Learning Language-guided Adaptive Hyper-modality Representation for Multimodal Sentiment Analysis
This addresses performance limitations in multimodal sentiment analysis for applications like social media analysis, though it is incremental as it builds on existing transformer-based methods.
The paper tackles the problem of sentiment-irrelevant and conflicting information hindering multimodal sentiment analysis by introducing an adaptive hyper-modality representation guided by language, achieving state-of-the-art performance on datasets like MOSI, MOSEI, and CH-SIMS.

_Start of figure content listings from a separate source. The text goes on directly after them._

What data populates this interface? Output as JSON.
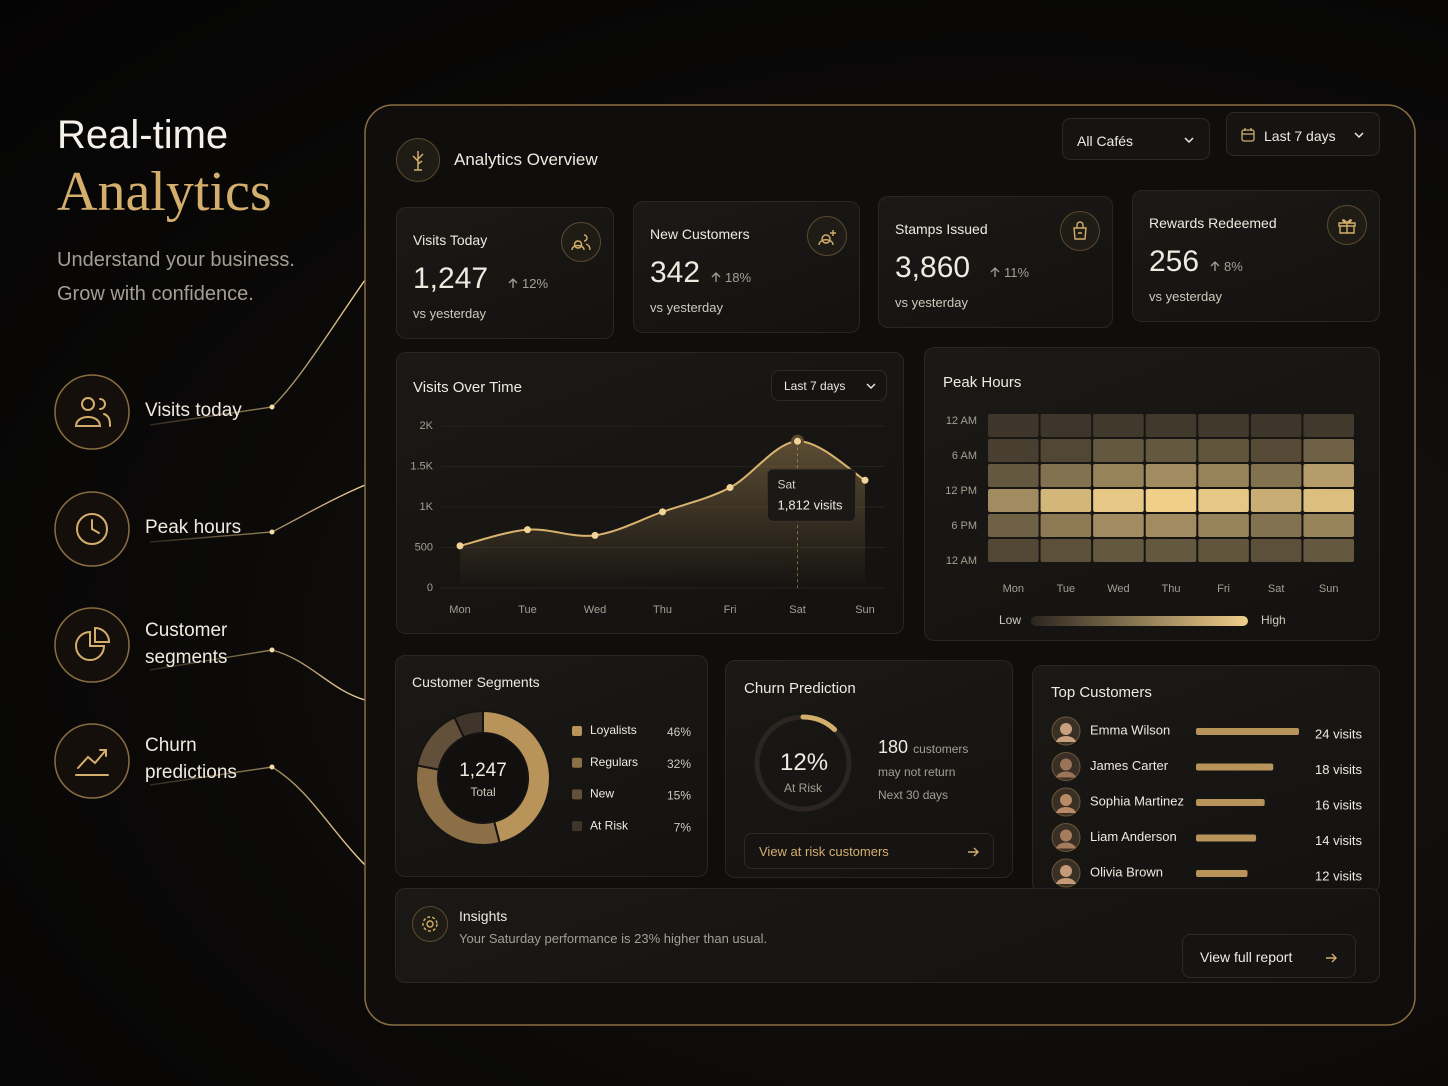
{
  "hero": {
    "title": "Real-time",
    "highlight": "Analytics",
    "subtitle": [
      "Understand your business.",
      "Grow with confidence."
    ],
    "features": [
      "Visits today",
      "Peak hours",
      "Customer segments",
      "Churn predictions"
    ]
  },
  "header": {
    "title": "Analytics Overview",
    "filters": [
      "All Cafés",
      "Last 7 days"
    ]
  },
  "kpis": [
    {
      "label": "Visits Today",
      "value": "1,247",
      "change": "12%",
      "note": "vs yesterday"
    },
    {
      "label": "New Customers",
      "value": "342",
      "change": "18%",
      "note": "vs yesterday"
    },
    {
      "label": "Stamps Issued",
      "value": "3,860",
      "change": "11%",
      "note": "vs yesterday"
    },
    {
      "label": "Rewards Redeemed",
      "value": "256",
      "change": "8%",
      "note": "vs yesterday"
    }
  ],
  "chart_data": [
    {
      "type": "line",
      "title": "Visits Over Time",
      "range": "Last 7 days",
      "categories": [
        "Mon",
        "Tue",
        "Wed",
        "Thu",
        "Fri",
        "Sat",
        "Sun"
      ],
      "values": [
        520,
        720,
        650,
        940,
        1240,
        1812,
        1330
      ],
      "color": "#d9b26e",
      "ylim": [
        0,
        2000
      ],
      "yticks": [
        0,
        500,
        {
          "value": 1000,
          "label": "1K"
        },
        {
          "value": 1500,
          "label": "1.5K"
        },
        {
          "value": 2000,
          "label": "2K"
        }
      ],
      "annotation": {
        "label": "Sat",
        "text": "1,812 visits"
      }
    },
    {
      "type": "heatmap",
      "title": "Peak Hours",
      "categories": [
        "Mon",
        "Tue",
        "Wed",
        "Thu",
        "Fri",
        "Sat",
        "Sun"
      ],
      "y_labels": [
        "12 AM",
        "6 AM",
        "12 PM",
        "6 PM",
        "12 AM"
      ],
      "z": [
        [
          10,
          10,
          12,
          12,
          12,
          10,
          12
        ],
        [
          15,
          20,
          30,
          30,
          28,
          22,
          35
        ],
        [
          30,
          45,
          55,
          60,
          55,
          45,
          70
        ],
        [
          60,
          85,
          95,
          100,
          95,
          80,
          90
        ],
        [
          35,
          50,
          60,
          60,
          55,
          45,
          55
        ],
        [
          20,
          25,
          30,
          30,
          28,
          25,
          30
        ]
      ],
      "color": "#f0cf8a",
      "legend": [
        "Low",
        "High"
      ]
    },
    {
      "type": "donut",
      "title": "Customer Segments",
      "categories": [
        "Loyalists",
        "Regulars",
        "New",
        "At Risk"
      ],
      "values": [
        46,
        32,
        15,
        7
      ],
      "value_labels": [
        "46%",
        "32%",
        "15%",
        "7%"
      ],
      "colors": [
        "#b8935a",
        "#8c6f46",
        "#62503a",
        "#40352a"
      ],
      "center_value": "1,247",
      "center_label": "Total"
    },
    {
      "type": "bar",
      "orientation": "horizontal",
      "title": "Top Customers",
      "categories": [
        "Emma Wilson",
        "James Carter",
        "Sophia Martinez",
        "Liam Anderson",
        "Olivia Brown"
      ],
      "values": [
        24,
        18,
        16,
        14,
        12
      ],
      "value_labels": [
        "24 visits",
        "18 visits",
        "16 visits",
        "14 visits",
        "12 visits"
      ],
      "color": "#b8935a"
    }
  ],
  "churn": {
    "title": "Churn Prediction",
    "risk": 12,
    "risk_label": "12%",
    "risk_caption": "At Risk",
    "count": "180",
    "count_unit": "customers",
    "line2": "may not return",
    "line3": "Next 30 days",
    "button": "View at risk customers"
  },
  "insights": {
    "title": "Insights",
    "text": "Your Saturday performance is 23% higher than usual.",
    "button": "View full report"
  }
}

Though Multimodal Sentiment Analysis (MSA) proves effective by utilizing rich information from multiple sources (e.g., language, video, and audio), the potential sentiment-irrelevant and conflicting information across modalities may hinder the performance from being further improved. To alleviate this, we present Adaptive Language-guided Multimodal Transformer (ALMT), which incorporates an Adaptive Hyper-modality Learning (AHL) module to learn an irrelevance/conflict-suppressing representation from visual and audio features under the guidance of language features at different scales. With the obtained hyper-modality representation, the model can obtain a complementary and joint representation through multimodal fusion for effective MSA. In practice, ALMT achieves state-of-the-art performance on several popular datasets (e.g., MOSI, MOSEI and CH-SIMS) and an abundance of ablation demonstrates the validity and necessity of our irrelevance/conflict suppression mechanism.